CHAPTER THIRTY-NINE

During those weeks, dozens and dozens of strangers came to Prescott from different directions for different reasons. Some to buy ranches, some to find gold and silver, some to start businesses.

But two of those strangers had come for other reasons.

One was a gambler named Sebastian; the other a gunman named Cord.

Each had been sent for by Rupert Lessur.

Milo Sebastian arrived on a stagecoach, Quentin Cord on a statuesque white stallion.

Sebastian was corpulent. So much so that he took up the better part of two spaces on the stagecoach. Dressed in an amber blanket of a suit, with the deepset eyes of a fox peering out of a furrow-browed face, he was unmistakable in any crowd. He damn near was a crowd. Those anywhere near his size were usually of a jovial aspect. There was nothing jovial about Sebastian. He had only one expression—solemn.

Rupert Lessur had booked a room for him at the Hassayampa Hotel, where they met the evening of his arrival.

“One thousand dollars,”—Lessur placed the money on a table between them—“as promised . . . for openers.”

“Go on.”

“Since last we met, I know that things haven’t been going too well for you in your . . . profession. And the reason is that you’re too damn good and too well known to get into any big games with any big players . . . and besides, you don’t have a bankroll.”

“You call that a bankroll?” Sebastian pointed to the money on the table.

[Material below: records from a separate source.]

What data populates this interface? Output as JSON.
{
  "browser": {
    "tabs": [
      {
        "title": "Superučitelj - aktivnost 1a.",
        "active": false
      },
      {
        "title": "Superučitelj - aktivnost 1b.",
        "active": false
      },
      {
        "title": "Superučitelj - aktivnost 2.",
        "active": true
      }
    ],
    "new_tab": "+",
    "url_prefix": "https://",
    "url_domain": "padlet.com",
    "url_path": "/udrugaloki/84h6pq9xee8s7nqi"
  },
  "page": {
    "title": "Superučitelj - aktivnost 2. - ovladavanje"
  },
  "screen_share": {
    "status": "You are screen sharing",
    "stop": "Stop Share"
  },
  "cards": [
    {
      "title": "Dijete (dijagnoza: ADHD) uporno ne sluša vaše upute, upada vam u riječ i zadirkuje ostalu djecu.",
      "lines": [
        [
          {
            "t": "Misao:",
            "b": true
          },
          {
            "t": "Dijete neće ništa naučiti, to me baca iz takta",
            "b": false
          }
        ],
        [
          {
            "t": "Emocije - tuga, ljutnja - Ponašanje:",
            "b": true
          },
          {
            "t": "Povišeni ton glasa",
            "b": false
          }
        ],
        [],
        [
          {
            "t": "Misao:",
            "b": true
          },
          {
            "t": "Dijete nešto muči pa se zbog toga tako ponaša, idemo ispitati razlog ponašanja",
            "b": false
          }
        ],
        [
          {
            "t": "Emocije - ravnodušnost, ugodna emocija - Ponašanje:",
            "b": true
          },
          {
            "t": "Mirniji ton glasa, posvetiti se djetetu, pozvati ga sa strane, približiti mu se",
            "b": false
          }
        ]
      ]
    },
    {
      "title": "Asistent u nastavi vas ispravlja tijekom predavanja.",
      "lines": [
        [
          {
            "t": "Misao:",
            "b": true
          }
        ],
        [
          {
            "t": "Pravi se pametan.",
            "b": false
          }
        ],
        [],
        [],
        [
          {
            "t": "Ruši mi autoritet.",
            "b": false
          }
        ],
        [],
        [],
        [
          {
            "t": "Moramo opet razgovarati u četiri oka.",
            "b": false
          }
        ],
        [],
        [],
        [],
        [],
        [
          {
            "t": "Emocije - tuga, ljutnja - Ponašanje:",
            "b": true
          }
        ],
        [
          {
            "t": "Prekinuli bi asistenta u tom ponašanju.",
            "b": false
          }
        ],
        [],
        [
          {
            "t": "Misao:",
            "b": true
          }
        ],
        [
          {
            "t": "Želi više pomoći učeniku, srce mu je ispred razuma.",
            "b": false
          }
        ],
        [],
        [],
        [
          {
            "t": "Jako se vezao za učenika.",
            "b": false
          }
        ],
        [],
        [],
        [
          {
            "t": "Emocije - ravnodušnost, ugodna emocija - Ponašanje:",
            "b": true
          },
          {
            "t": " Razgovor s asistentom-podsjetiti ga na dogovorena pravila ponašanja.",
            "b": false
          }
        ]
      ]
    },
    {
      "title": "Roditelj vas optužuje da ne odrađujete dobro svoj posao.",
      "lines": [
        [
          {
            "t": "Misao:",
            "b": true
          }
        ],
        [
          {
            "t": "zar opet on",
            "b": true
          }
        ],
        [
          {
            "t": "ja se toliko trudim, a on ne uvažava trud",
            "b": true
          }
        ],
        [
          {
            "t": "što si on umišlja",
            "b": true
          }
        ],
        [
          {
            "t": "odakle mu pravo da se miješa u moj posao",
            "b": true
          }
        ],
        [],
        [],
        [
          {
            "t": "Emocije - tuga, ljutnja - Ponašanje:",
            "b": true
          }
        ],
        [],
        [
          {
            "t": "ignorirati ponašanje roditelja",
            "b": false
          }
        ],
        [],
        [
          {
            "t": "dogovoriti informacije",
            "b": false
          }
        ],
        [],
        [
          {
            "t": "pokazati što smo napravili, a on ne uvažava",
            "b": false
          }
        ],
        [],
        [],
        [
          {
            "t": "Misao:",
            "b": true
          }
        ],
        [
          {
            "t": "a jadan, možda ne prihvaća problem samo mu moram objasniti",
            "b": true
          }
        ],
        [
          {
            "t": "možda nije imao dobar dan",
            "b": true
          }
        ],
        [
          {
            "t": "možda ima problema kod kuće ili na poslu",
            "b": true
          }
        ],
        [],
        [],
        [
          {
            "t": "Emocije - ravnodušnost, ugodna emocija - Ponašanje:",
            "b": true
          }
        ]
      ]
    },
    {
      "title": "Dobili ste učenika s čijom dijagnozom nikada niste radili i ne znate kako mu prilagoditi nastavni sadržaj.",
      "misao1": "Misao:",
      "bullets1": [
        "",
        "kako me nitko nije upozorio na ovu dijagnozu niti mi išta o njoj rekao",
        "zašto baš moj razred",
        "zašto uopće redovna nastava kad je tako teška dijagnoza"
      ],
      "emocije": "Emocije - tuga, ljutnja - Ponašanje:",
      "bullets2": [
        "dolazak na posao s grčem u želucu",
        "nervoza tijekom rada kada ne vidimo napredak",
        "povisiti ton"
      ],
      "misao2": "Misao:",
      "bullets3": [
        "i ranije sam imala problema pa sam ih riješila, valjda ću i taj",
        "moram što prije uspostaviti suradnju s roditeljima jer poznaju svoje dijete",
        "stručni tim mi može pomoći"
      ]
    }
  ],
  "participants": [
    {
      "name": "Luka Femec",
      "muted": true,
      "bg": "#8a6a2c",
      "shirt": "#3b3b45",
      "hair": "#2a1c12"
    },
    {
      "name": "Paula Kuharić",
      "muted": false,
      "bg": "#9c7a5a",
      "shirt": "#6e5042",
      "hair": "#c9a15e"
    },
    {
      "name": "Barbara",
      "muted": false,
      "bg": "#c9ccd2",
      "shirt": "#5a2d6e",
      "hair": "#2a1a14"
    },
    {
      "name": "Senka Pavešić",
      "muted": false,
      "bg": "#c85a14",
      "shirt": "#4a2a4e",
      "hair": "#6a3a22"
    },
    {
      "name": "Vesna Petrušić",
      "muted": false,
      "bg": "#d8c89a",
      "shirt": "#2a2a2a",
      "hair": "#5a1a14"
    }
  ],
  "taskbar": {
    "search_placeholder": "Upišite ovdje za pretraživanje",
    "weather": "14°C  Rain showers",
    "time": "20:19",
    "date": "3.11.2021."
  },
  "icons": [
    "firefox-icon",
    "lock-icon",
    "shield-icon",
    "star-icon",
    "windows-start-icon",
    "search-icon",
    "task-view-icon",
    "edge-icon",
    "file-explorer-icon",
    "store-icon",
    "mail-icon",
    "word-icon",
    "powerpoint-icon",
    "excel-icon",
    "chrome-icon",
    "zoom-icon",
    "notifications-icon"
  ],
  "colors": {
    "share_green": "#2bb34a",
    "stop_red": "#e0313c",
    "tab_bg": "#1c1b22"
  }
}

“I said it was for openers. Just put that in your pocket and keep it.”

“Then what?”

“Then I’ll bankroll you with ten thousand more to challenge a ‘lady’ named Belinda Millay, who owns a saloon called the Emporium, to a not-so-friendly game of poker. You win the game, keep the ten thousand and I get the saloon.”

“Suppose I lose?”

“I’ll take that chance, but you won’t lose, not with those hands. . . .”

Sebastian put both his hands flat on the table. “These hands aren’t as good as they used to be. You can see they’ve put on a little weight and so has the rest of me.”

“They’re plenty good enough and so are you. We’re talking about some female, an ex-whore . . . and I’m not so sure about the ex. Sebastian, what do you have to lose?”

“You’re right. Nothing. But you do. And the last time we met, we didn’t exactly part the best of friends.”

“That was a matter over a lady friend. This is business. And you’re the man for the job. Do we have a deal?”

“We do,” said Sebastian.

“Excellent. By the way, do you know whatever became of Myrna?”

“Yes, I do. I married her.”

 

Quentin Cord rode into Prescott alone, as he had done in dozens of other towns throughout the South and Southwest, from the Shenandoah to the Columbia, in desert and high country, and he always rode out alone as well—and left behind a dead body. Sometimes more than one.

He had a hard, narrow face, perfectly symmetrical, with steel-gray eyes and hair, a long, thin nose, a knife-blade mouth, clean-shaven except for close-cropped sideburns that extended well past pointed earlobes. There was a prominent scar high across his left cheek, which might have been caused by a sabre or gunshot. Nobody knew. Nobody asked.

He had killed, some said murdered, more than a score of opponents after insulting each of them publicly and challenging each of them to draw first. And, in front of witnesses, after their pistol cleared leather, he would hook and draw and fire . . . and kill.

Cord had served with J. E. B. Stuart and was still an unrepentant Confederate, still dressed in gray from head to heel.

He rode an ash-white stallion that stood near seventeen hands; he named it Travler, after the mount ridden by General Robert E. Lee.

Cord was tall and limped slightly on his left leg, a result of the war or a gunfight. Again, nobody knew. Nobody asked.

“You! Boy!” Cord looked down from his mount. “You stable horses here?”

“His name is Brown. Ben Brown.” Ike appeared alongside the black man. “And no, we don’t stable horses.”

“Who are you?” Cord asked.

“Name’s Silver. Ike Silver.”

“This boy work for you?”

“This man and I are partners.”

“Partners?”

“There’s a livery up the street.” Ike pointed.

Without speaking, Cord reined his horse around and moved away.

Ben stared after him.

Ike’s hand barely touched Brown’s arm.

“Ignore it, Ben.”

“Yeah.”

“We all have to ignore some things . . . when we can.”

“Yeah.”

 

In his office, Lessur looked up and down at Quentin Cord, and for a moment settled on the.44 strapped low at the leg of the man who stood in front of him.

“His name is Silver. Ike Silver.”

“I’ve already met him.”

“When?”

“Just a few minutes ago.”

“What do you think?”

“I think,” Cord said without emotion, “Ike Silver is a dead man.”

“Good.” Lessur smiled. “Pick your time and place, then—”

“You hired me to do a job, Mister Lessur. Don’t try to tell me how to do it.”

“I wouldn’t think of it, Mister Cord.”